藤田匠平と山野千里による京都の陶芸制作ユニット「スナ・フジタ」とロエベのコラボレーションの新たなコレクションが公開された。

 ロエベ(LOEWE)は、京都を拠点に活動する陶芸制作ユニット「スナ・フジタ」とのコラボレーションによる日本限定のカプセルコレクションを、2月5日より発売する。

 藤田匠平と山野千里による「スナ・フジタ」は、手描きによって器の表面に細密な風景や物語を紡ぎ出す手法で知られる。本コレクションでは、同ユニットが描く、「いきものと子供たちが共存する穏やかな情景」が、陶器という支持体からロエベのレザープロダクトへと変換されている。

 モチーフとして採用されたのは、桜の木の下に集うシカと子供たちや、洗濯物の周囲を動き回るアライグマといった、日常と寓話が混ざりあった図像である。

 特筆すべきは、陶芸における絵付けのニュアンスを、技術によって製品上に再現している点だ。例えばシカやアライグマのモチーフは、異なる色のレザーを精密にはめ込むインターシャ技術によって描写されており、平面的な意匠に実在感を与えている。
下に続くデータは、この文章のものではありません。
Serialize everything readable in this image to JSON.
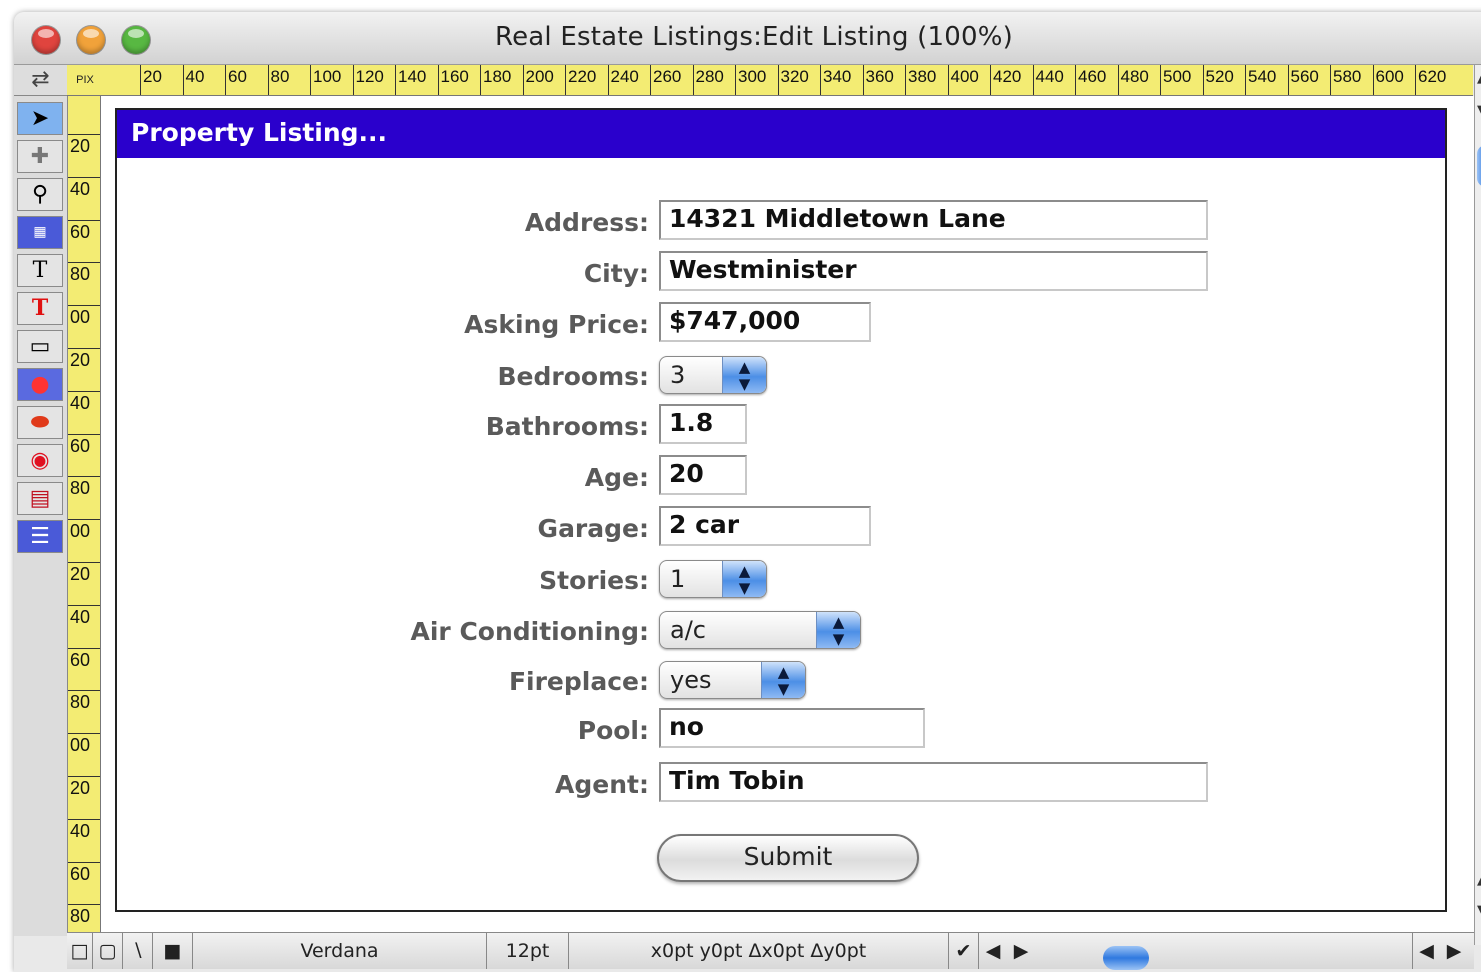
{
  "window": {
    "title": "Real Estate Listings:Edit Listing (100%)",
    "traffic_colors": [
      "#e0443e",
      "#f1a23a",
      "#58b842"
    ]
  },
  "ruler": {
    "unit": "PIX",
    "h_labels": [
      "20",
      "40",
      "60",
      "80",
      "100",
      "120",
      "140",
      "160",
      "180",
      "200",
      "220",
      "240",
      "260",
      "280",
      "300",
      "320",
      "340",
      "360",
      "380",
      "400",
      "420",
      "440",
      "460",
      "480",
      "500",
      "520",
      "540",
      "560",
      "580",
      "600",
      "620"
    ],
    "v_labels": [
      "20",
      "40",
      "60",
      "80",
      "00",
      "20",
      "40",
      "60",
      "80",
      "00",
      "20",
      "40",
      "60",
      "80",
      "00",
      "20",
      "40",
      "60",
      "80"
    ]
  },
  "tools": [
    "pointer-tool",
    "crosshair-tool",
    "zoom-tool",
    "data-cell-tool",
    "text-tool",
    "text-display-tool",
    "rectangle-tool",
    "flash-art-tool",
    "push-button-tool",
    "radio-button-tool",
    "popup-menu-tool",
    "list-tool"
  ],
  "form": {
    "header": "Property Listing...",
    "fields": {
      "address": {
        "label": "Address:",
        "value": "14321 Middletown Lane"
      },
      "city": {
        "label": "City:",
        "value": "Westminister"
      },
      "asking_price": {
        "label": "Asking Price:",
        "value": "$747,000"
      },
      "bedrooms": {
        "label": "Bedrooms:",
        "value": "3"
      },
      "bathrooms": {
        "label": "Bathrooms:",
        "value": "1.8"
      },
      "age": {
        "label": "Age:",
        "value": "20"
      },
      "garage": {
        "label": "Garage:",
        "value": "2 car"
      },
      "stories": {
        "label": "Stories:",
        "value": "1"
      },
      "air_conditioning": {
        "label": "Air Conditioning:",
        "value": "a/c"
      },
      "fireplace": {
        "label": "Fireplace:",
        "value": "yes"
      },
      "pool": {
        "label": "Pool:",
        "value": "no"
      },
      "agent": {
        "label": "Agent:",
        "value": "Tim Tobin"
      }
    },
    "submit_label": "Submit",
    "header_color": "#2a00cc"
  },
  "statusbar": {
    "font": "Verdana",
    "size": "12pt",
    "coords": "x0pt y0pt Δx0pt Δy0pt",
    "check": "✔"
  }
}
また刺繍によって表現された桜の花は、視覚的な彩りだけでなく、触覚でも楽しむことが可能だ。

 本コレクションは、バッグ「アマソナ23 クロップド」や「ハンモック コンパクト」のほか、革小物やウェアなど多岐にわたる。カサロエベ銀座では、シカを描いたブロッサムピンクのハンモック コンパクト、アライグマのハンモック コンパクト、そしてスナ・フジタの世界にインスパイアされたシアリングのコートを販売。2月5日からは、財布、カードホルダー、キーケースの購入者に、スナ・フジタの花見のイラストレーションに着想を得た団子のチャームが配布される。

 ロエベは近年、「ロエベ ファンデーション クラフトプライズ」などを通じて、世界の工芸との対話を深めてきた。本作もまた、日本の現代工芸が持つ物語性と、メゾンが培ってきたレザークラフトの技術が交差する、ひとつの事例として提示されている。